Additionally, the Blue Dogs ask that the House Budget Committee prepare budget compliance statements for all bills reported out of committee to indicate whether they are consistent with the spending levels in the budget resolution.
- Create a
rainy-day fund for emergencies. Lawmakers today can evade any
budget cap by classifying excess spending as an "emergency."
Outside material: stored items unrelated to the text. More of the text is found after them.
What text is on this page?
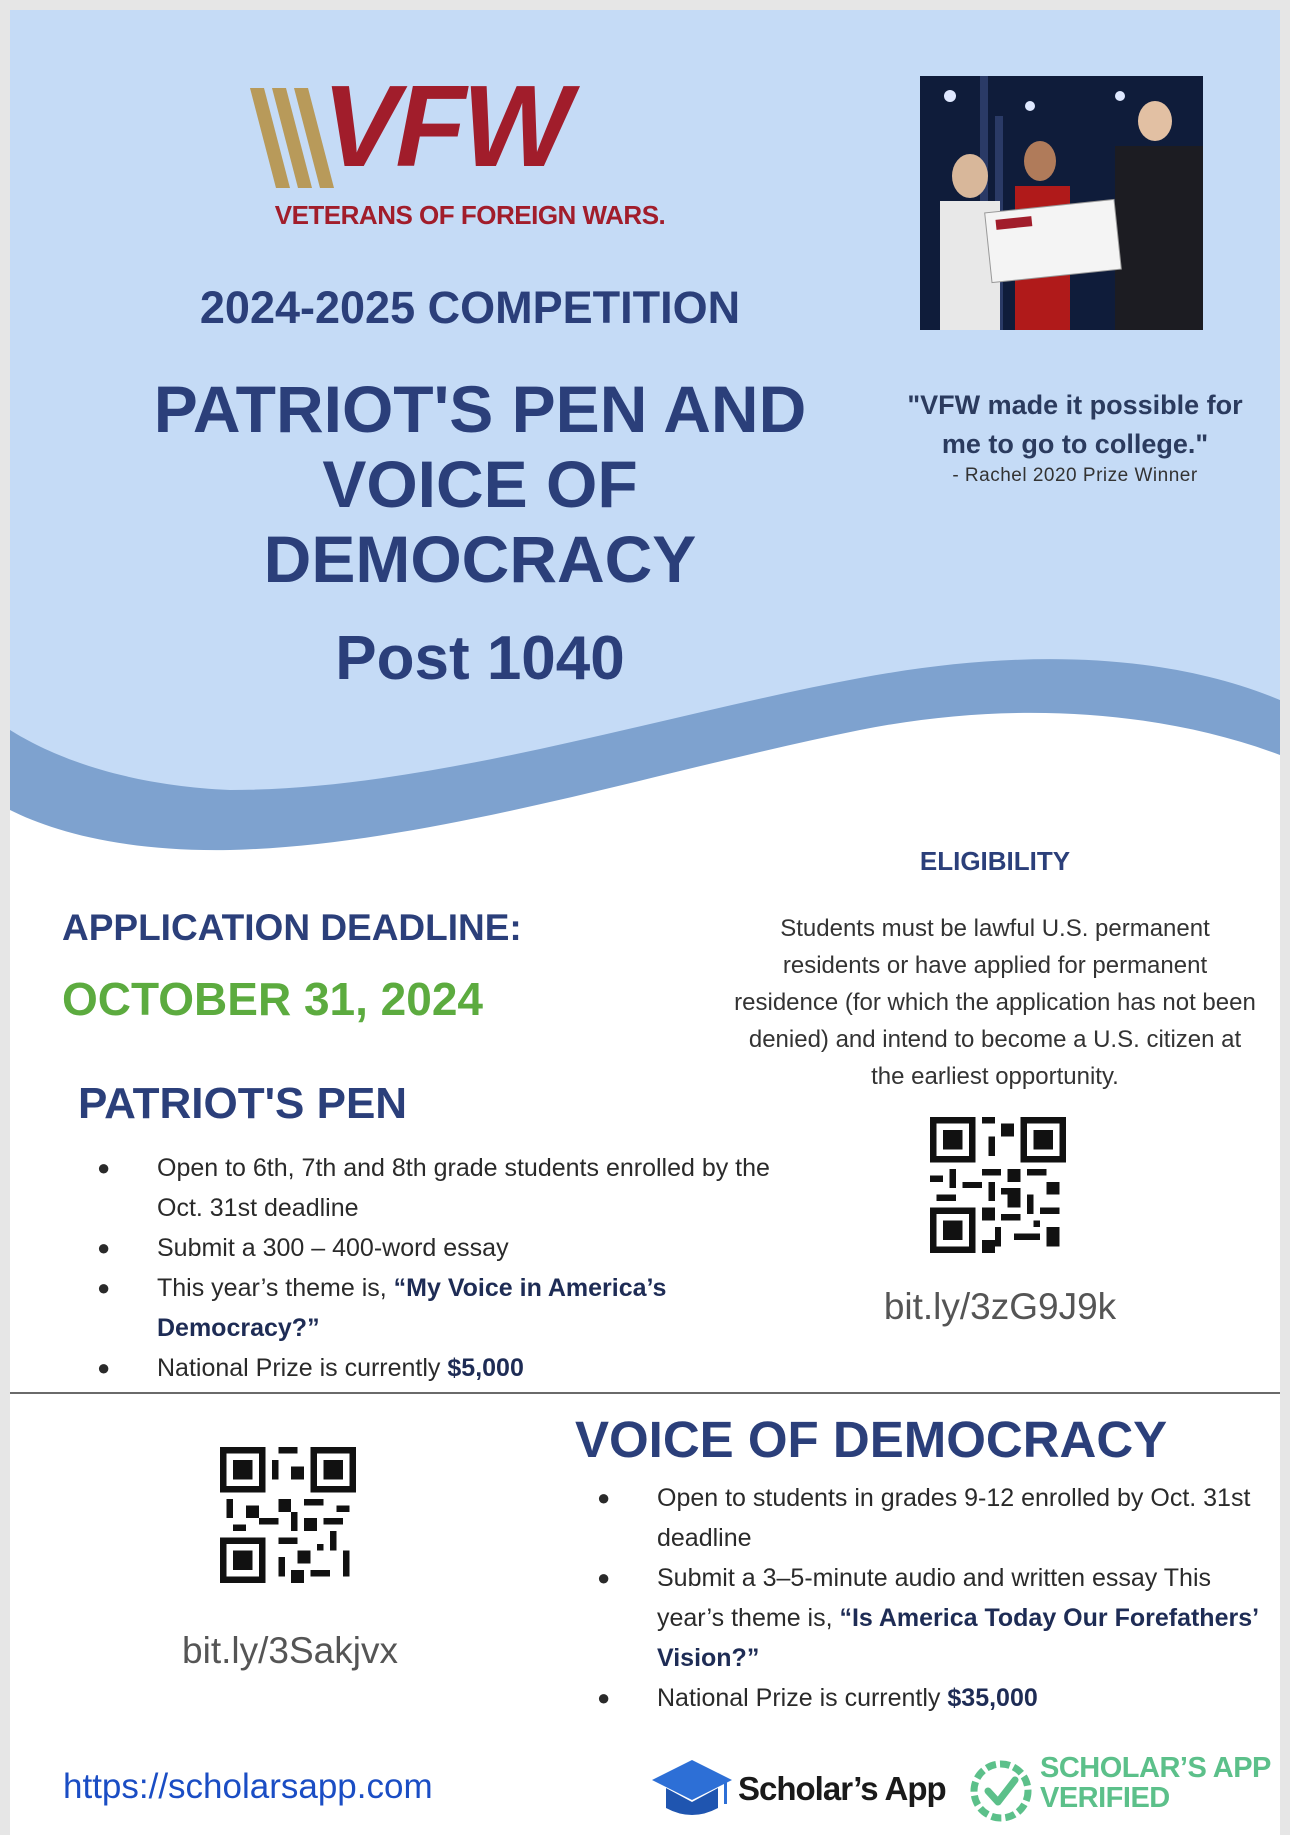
VFW
VETERANS OF FOREIGN WARS.
2024-2025 COMPETITION
PATRIOT'S PEN AND VOICE OF DEMOCRACY
Post 1040
"VFW made it possible for me to go to college."
- Rachel 2020 Prize Winner
ELIGIBILITY
Students must be lawful U.S. permanent residents or have applied for permanent residence (for which the application has not been denied) and intend to become a U.S. citizen at the earliest opportunity.
APPLICATION DEADLINE:
OCTOBER 31, 2024
PATRIOT'S PEN
● Open to 6th, 7th and 8th grade students enrolled by the Oct. 31st deadline
● Submit a 300 – 400-word essay
● This year’s theme is, “My Voice in America’s Democracy?”
● National Prize is currently $5,000
bit.ly/3zG9J9k
bit.ly/3Sakjvx
VOICE OF DEMOCRACY
● Open to students in grades 9-12 enrolled by Oct. 31st deadline
● Submit a 3–5-minute audio and written essay This year’s theme is, “Is America Today Our Forefathers’ Vision?”
● National Prize is currently $35,000
https://scholarsapp.com	Scholar’s App
SCHOLAR’S APP
VERIFIED
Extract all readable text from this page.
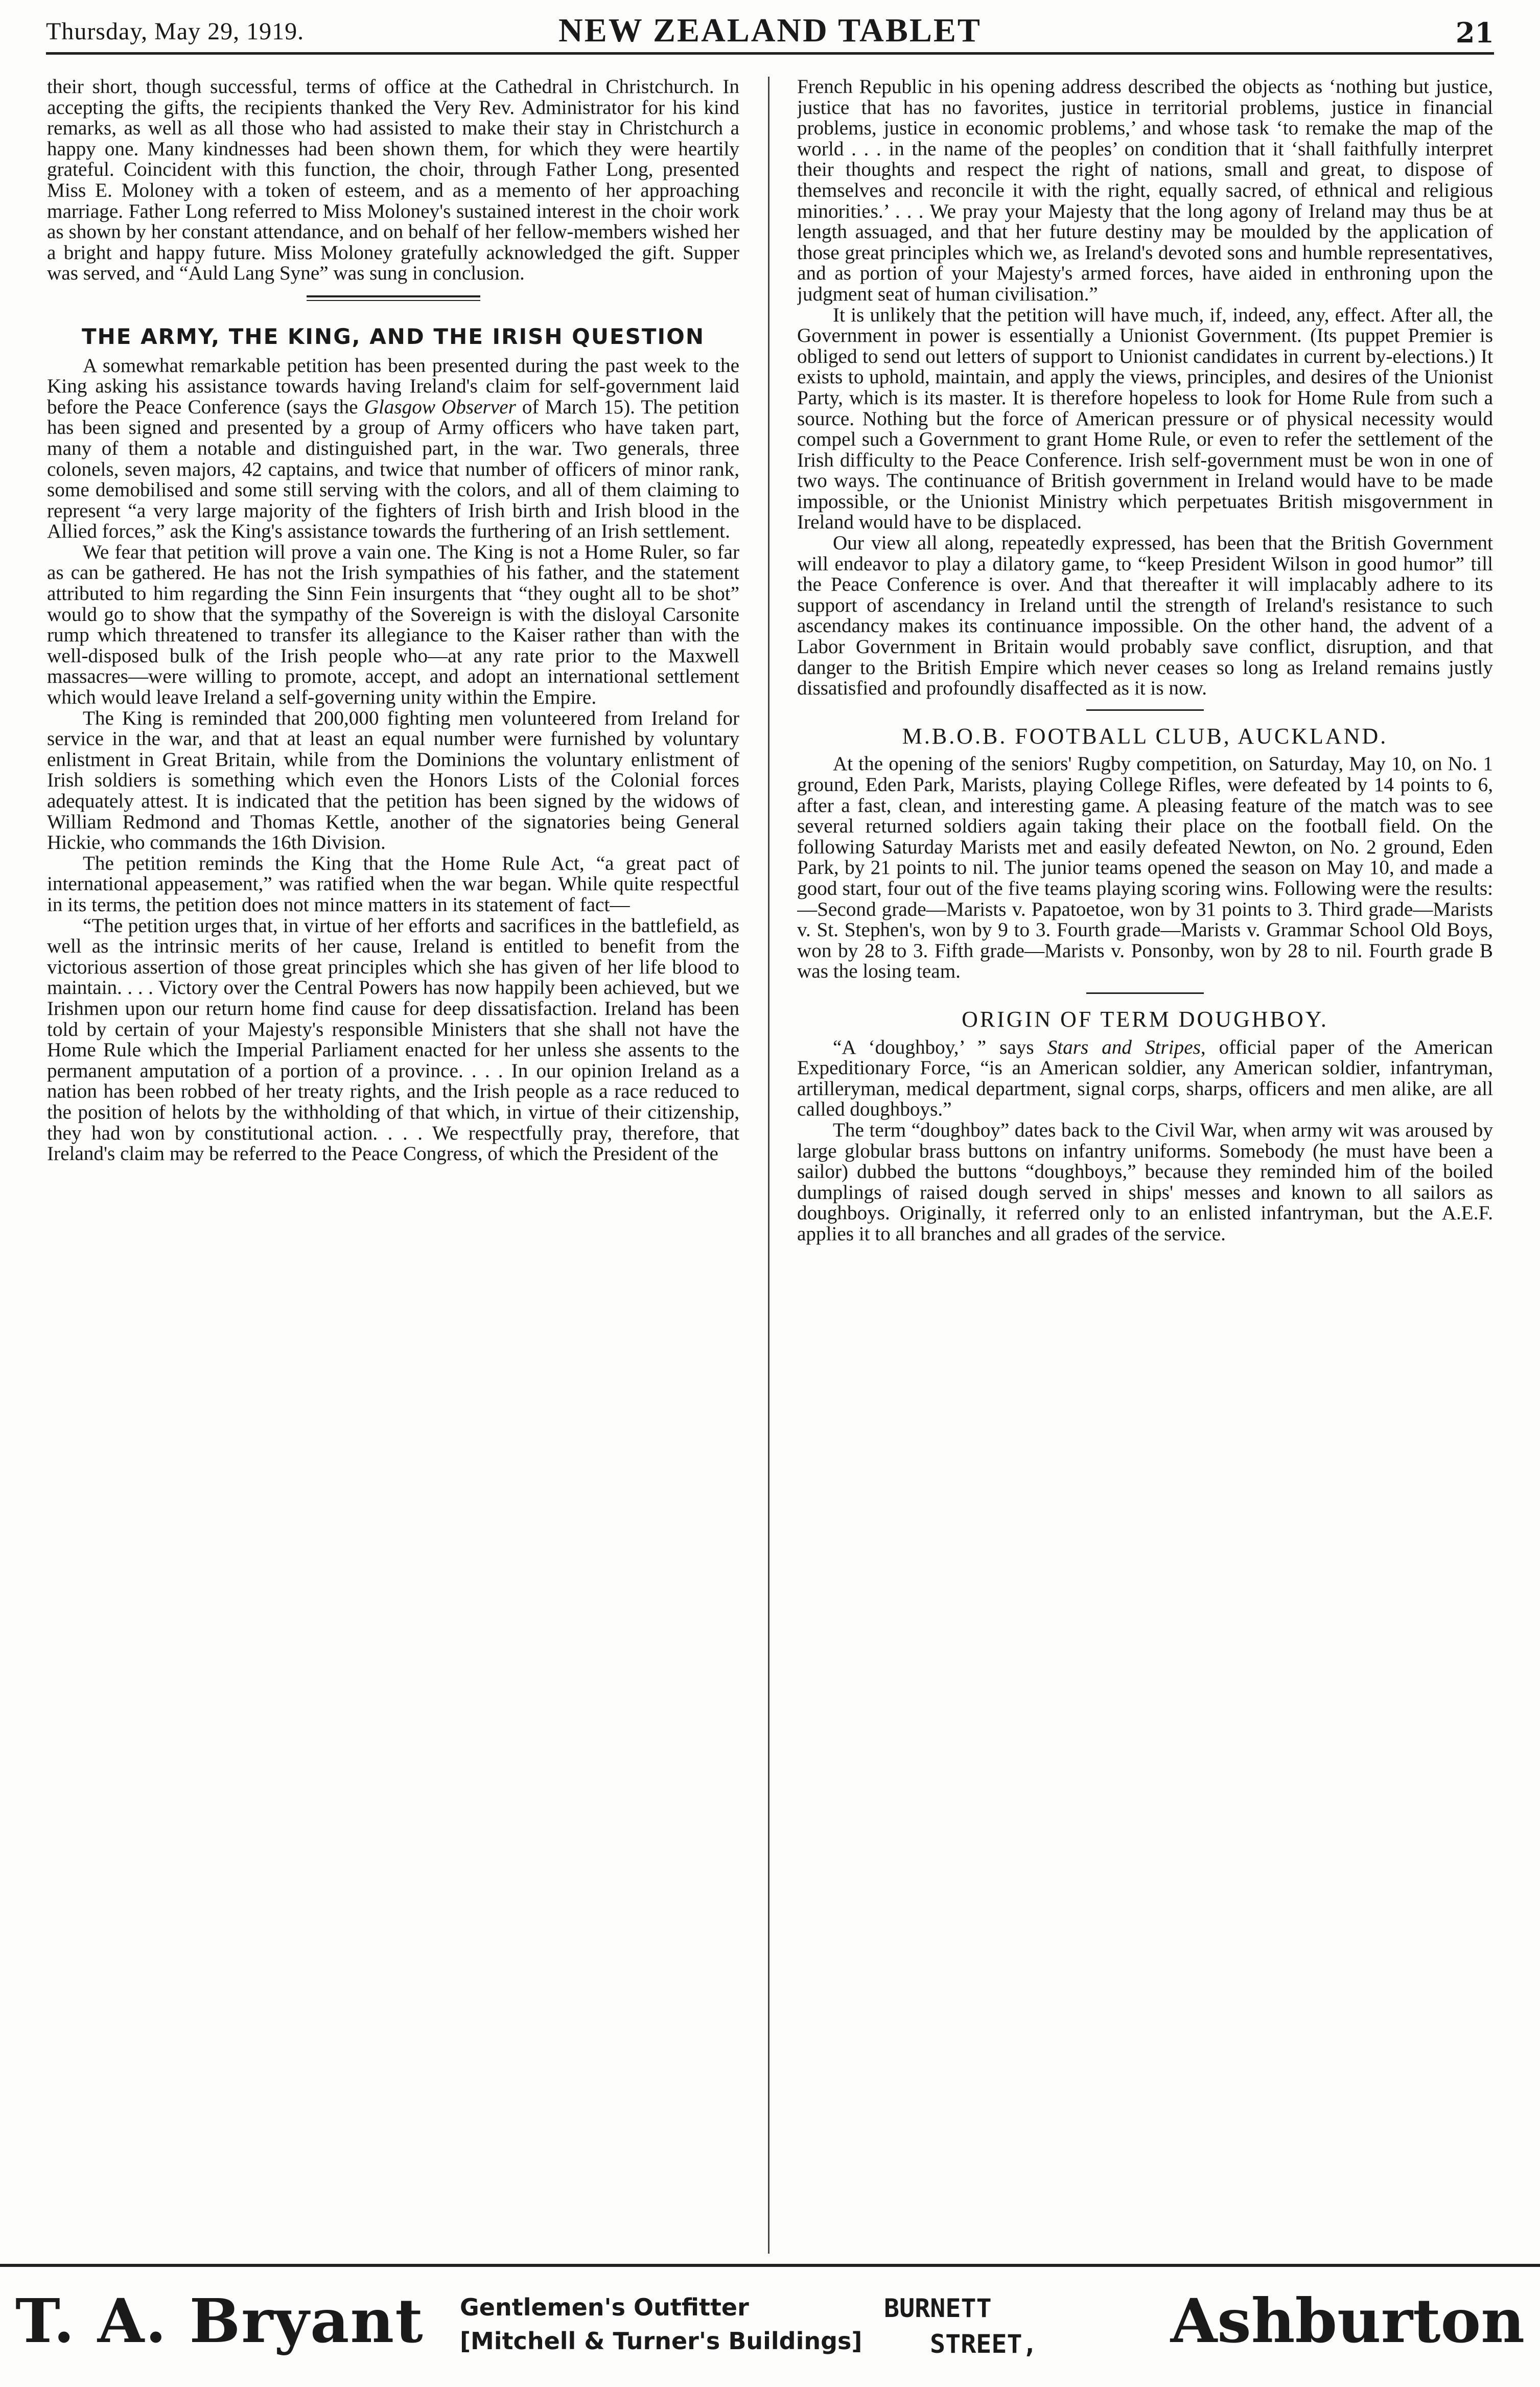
Thursday, May 29, 1919.	NEW ZEALAND TABLET	21

their short, though successful, terms of office at the Cathedral in Christchurch. In accepting the gifts, the recipients thanked the Very Rev. Administrator for his kind remarks, as well as all those who had assisted to make their stay in Christchurch a happy one. Many kindnesses had been shown them, for which they were heartily grateful. Coincident with this function, the choir, through Father Long, presented Miss E. Moloney with a token of esteem, and as a memento of her approaching marriage. Father Long referred to Miss Moloney's sustained interest in the choir work as shown by her constant attendance, and on behalf of her fellow-members wished her a bright and happy future. Miss Moloney gratefully acknowledged the gift. Supper was served, and “Auld Lang Syne” was sung in conclusion.

THE ARMY, THE KING, AND THE IRISH QUESTION

A somewhat remarkable petition has been presented during the past week to the King asking his assistance towards having Ireland's claim for self-government laid before the Peace Conference (says the Glasgow Observer of March 15). The petition has been signed and presented by a group of Army officers who have taken part, many of them a notable and distinguished part, in the war. Two generals, three colonels, seven majors, 42 captains, and twice that number of officers of minor rank, some demobilised and some still serving with the colors, and all of them claiming to represent “a very large majority of the fighters of Irish birth and Irish blood in the Allied forces,” ask the King's assistance towards the furthering of an Irish settlement.

We fear that petition will prove a vain one. The King is not a Home Ruler, so far as can be gathered. He has not the Irish sympathies of his father, and the statement attributed to him regarding the Sinn Fein insurgents that “they ought all to be shot” would go to show that the sympathy of the Sovereign is with the disloyal Carsonite rump which threatened to transfer its allegiance to the Kaiser rather than with the well-disposed bulk of the Irish people who—at any rate prior to the Maxwell massacres—were willing to promote, accept, and adopt an international settlement which would leave Ireland a self-governing unity within the Empire.

The King is reminded that 200,000 fighting men volunteered from Ireland for service in the war, and that at least an equal number were furnished by voluntary enlistment in Great Britain, while from the Dominions the voluntary enlistment of Irish soldiers is something which even the Honors Lists of the Colonial forces adequately attest. It is indicated that the petition has been signed by the widows of William Redmond and Thomas Kettle, another of the signatories being General Hickie, who commands the 16th Division.

The petition reminds the King that the Home Rule Act, “a great pact of international appeasement,” was ratified when the war began. While quite respectful in its terms, the petition does not mince matters in its statement of fact—

“The petition urges that, in virtue of her efforts and sacrifices in the battlefield, as well as the intrinsic merits of her cause, Ireland is entitled to benefit from the victorious assertion of those great principles which she has given of her life blood to maintain. . . . Victory over the Central Powers has now happily been achieved, but we Irishmen upon our return home find cause for deep dissatisfaction. Ireland has been told by certain of your Majesty's responsible Ministers that she shall not have the Home Rule which the Imperial Parliament enacted for her unless she assents to the permanent amputation of a portion of a province. . . . In our opinion Ireland as a nation has been robbed of her treaty rights, and the Irish people as a race reduced to the position of helots by the withholding of that which, in virtue of their citizenship, they had won by constitutional action. . . . We respectfully pray, therefore, that Ireland's claim may be referred to the Peace Congress, of which the President of the

French Republic in his opening address described the objects as ‘nothing but justice, justice that has no favorites, justice in territorial problems, justice in financial problems, justice in economic problems,’ and whose task ‘to remake the map of the world . . . in the name of the peoples’ on condition that it ‘shall faithfully interpret their thoughts and respect the right of nations, small and great, to dispose of themselves and reconcile it with the right, equally sacred, of ethnical and religious minorities.’ . . . We pray your Majesty that the long agony of Ireland may thus be at length assuaged, and that her future destiny may be moulded by the application of those great principles which we, as Ireland's devoted sons and humble representatives, and as portion of your Majesty's armed forces, have aided in enthroning upon the judgment seat of human civilisation.”

It is unlikely that the petition will have much, if, indeed, any, effect. After all, the Government in power is essentially a Unionist Government. (Its puppet Premier is obliged to send out letters of support to Unionist candidates in current by-elections.) It exists to uphold, maintain, and apply the views, principles, and desires of the Unionist Party, which is its master. It is therefore hopeless to look for Home Rule from such a source. Nothing but the force of American pressure or of physical necessity would compel such a Government to grant Home Rule, or even to refer the settlement of the Irish difficulty to the Peace Conference. Irish self-government must be won in one of two ways. The continuance of British government in Ireland would have to be made impossible, or the Unionist Ministry which perpetuates British misgovernment in Ireland would have to be displaced.

Our view all along, repeatedly expressed, has been that the British Government will endeavor to play a dilatory game, to “keep President Wilson in good humor” till the Peace Conference is over. And that thereafter it will implacably adhere to its support of ascendancy in Ireland until the strength of Ireland's resistance to such ascendancy makes its continuance impossible. On the other hand, the advent of a Labor Government in Britain would probably save conflict, disruption, and that danger to the British Empire which never ceases so long as Ireland remains justly dissatisfied and profoundly disaffected as it is now.

M.B.O.B. FOOTBALL CLUB, AUCKLAND.

At the opening of the seniors' Rugby competition, on Saturday, May 10, on No. 1 ground, Eden Park, Marists, playing College Rifles, were defeated by 14 points to 6, after a fast, clean, and interesting game. A pleasing feature of the match was to see several returned soldiers again taking their place on the football field. On the following Saturday Marists met and easily defeated Newton, on No. 2 ground, Eden Park, by 21 points to nil. The junior teams opened the season on May 10, and made a good start, four out of the five teams playing scoring wins. Following were the results:—Second grade—Marists v. Papatoetoe, won by 31 points to 3. Third grade—Marists v. St. Stephen's, won by 9 to 3. Fourth grade—Marists v. Grammar School Old Boys, won by 28 to 3. Fifth grade—Marists v. Ponsonby, won by 28 to nil. Fourth grade B was the losing team.

ORIGIN OF TERM DOUGHBOY.

“A ‘doughboy,’ ” says Stars and Stripes, official paper of the American Expeditionary Force, “is an American soldier, any American soldier, infantryman, artilleryman, medical department, signal corps, sharps, officers and men alike, are all called doughboys.”

The term “doughboy” dates back to the Civil War, when army wit was aroused by large globular brass buttons on infantry uniforms. Somebody (he must have been a sailor) dubbed the buttons “doughboys,” because they reminded him of the boiled dumplings of raised dough served in ships' messes and known to all sailors as doughboys. Originally, it referred only to an enlisted infantryman, but the A.E.F. applies it to all branches and all grades of the service.

T. A. Bryant Gentlemen's Outfitter
[Mitchell & Turner's Buildings]
BURNETT
STREET, Ashburton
Congress has used this loophole to add hundreds of billions of
dollars in routine spending. The Blue Dogs would better define an
"emergency," require a separate vote on emergency spending, and set
aside money in a rainy-day fund, just like 45 states currently
do.
- Repeal the Gephardt rule. This rule allows House lawmakers to raise the federal debt limit automatically with the budget resolution, avoiding an embarrassing separate vote to increase the nation's indebtedness. Lawmakers should no longer be able to avoid this debate. Raising the debt limit is a sufficiently important activity to require a separate roll-call vote. The Blue Dog proposals would eliminate the Gephardt rule.
There are other elements in the Blue Dog proposal that could gain bipartisan support if carefully designed, such as a balanced budget amendment. On the other hand, there are elements that will be hard to include in a bipartisan consensus, such as renewal of Pay-As-You-Go (PAYGO) rules. PAYGO requires that new legislation to increase entitlements or reduce taxes be balanced by a choice of tax increases or entitlement reductions. Congress should examine these two ideas very carefully. A balanced budget amendment, for instance, should not include loopholes or be a tool for tax increases.[5] Similarly, PAYGO may simply force damaging tax increases if it does not include realistic steps to rein in the massive cost increases projected in major entitlement programs like Social Security, Medicare, and Medicaid.[6]
The Blue Dogs deserve credit for putting out a strong, serious proposal to restrain runaway spending. Taken together with the Republican Study Committee's similar proposal and Administration initiatives, this proposal represent a growing bipartisan consensus that sanity must and can be restored to the federal budget process. While a few elements of the proposal will be problematic, most of it could form the foundation of a bipartisan improvement of the budget process and should be considered swiftly by Congress.
Brian Riedl is Grover M. Hermann Fellow in Federal Budgetary Affairs in the Thomas A. Roe Institute for Economic Policy Studies at The Heritage Foundation.